Historiquement, les SCPI ont démontré une remarquable résilience face aux tempêtes économiques. Pendant la crise financière de 2008, les SCPI de rendement ont enregistré des taux de distribution en baisse modérée, contrastant avec l’effondrement brutal des marchés actions. Idem pendant la crise pandémique mondiale de 2020 : les taux de distribution des SCPI se maintiennent à une stabilité remarquable, à la différence de ceux des placements boursiers. Leur nature immobilière — investie dans des actifs tangibles générant des loyers — permettent cette forme d'ancrage stable.

Cependant, cette solidité repose sur plusieurs piliers : la qualité des actifs détenus, la diversification géographique, la capacité des sociétés de gestion à sécuriser les loyers et la valorisation des portefeuilles.

 

Les nouveaux vents contraires

Aujourd’hui, les SCPI font face à des défis d'une nature différente. La hausse brutale des taux d’intérêt depuis 2022 a provoqué une certaine dévalorisation de la majorité des actifs. L’immobilier tertiaire, notamment les bureaux en centre-ville, est soumis à une double peine : l’essor du télétravail réduit la demande, tandis que les normes environnementales imposent des investissements contraignants de rénovation.

Le prix des parts de plusieurs SCPI a été révisé à la baisse en 2023, une première depuis de nombreuses années. Ce phénomène, longtemps considéré comme marginal, soulève une question majeure : si la valeur du sous-jacent immobilier fléchit, les SCPI peuvent-elles encore générer une véritable protection contre la volatilité des autres classes d'actifs ?

 

Une transformation silencieuse du modèle

Face à cette situation, les sociétés de gestion réinventent leur stratégie. Certaines SCPI accentuent leur diversification internationale, notamment vers les marchés allemands et néerlandais caractérisés par différents cycles immobiliers. D'autres se tournent vers des thématiques de niche comme la santé, la logistique urbaine ou l’immobilier résidentiel intermédiaire, produisant une meilleure visibilité sur les loyers futurs.

Pour certaines autres SCPI, dont les plus récentes, la stratégie est axée sur la suppression des frais d’entrée, permettant alors une durée de détention plus souple (allant du moyen au long terme).

Par ailleurs, une évolution qualitative est en marche : la montée en puissance de SCPI ISR (investissement socialement responsable) qui sont basées sur des critères extra financiers, dont ceux dits ESG (environnement, social et de gouvernance). Les nouvelles réglementations en la matière redéfinissent ainsi les contours de l’investissement immobilier collectif.

 

Un rempart relatif, mais toujours pertinent dans une allocation diversifiée

Il serait imprudent de considérer aujourd'hui les SCPI comme un bouclier absolu contre l’incertitude économique. Leur stabilité relative demeure, mais elle est conditionnée par une gestion rigoureuse, une lecture fine des dynamiques de marché et un choix sélectif des véhicules d’investissement.
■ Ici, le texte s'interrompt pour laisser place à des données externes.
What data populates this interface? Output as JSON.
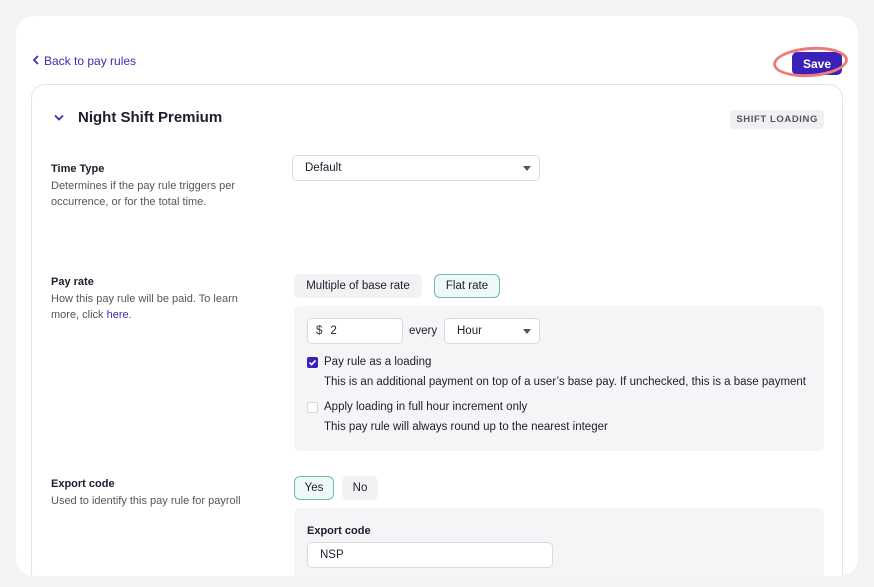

Pour un investisseur avisé, les SCPI continuent néanmoins de jouer un rôle-clé dans une allocation d’actifs equilibrée : elles se distinguent par un rendement courant attrayant (avec des taux de distribution de 4.72 % en 2024), une exposition indirecte à l’immobilier et une décorrélation par rapport aux marchés financiers. À condition de diversifier ses placements et d'adopter une approche de long terme, les SCPI peuvent encore constituer un rempart efficace contre l’incertitude.

 

En bref, les SCPI n’échappent pas aux mutations du monde économique. Leur statut de valeur refuge, s’il n’est plus absolu, n’en est pas moins pertinent pour les investisseurs conscients des risques et des évolutions structurelles.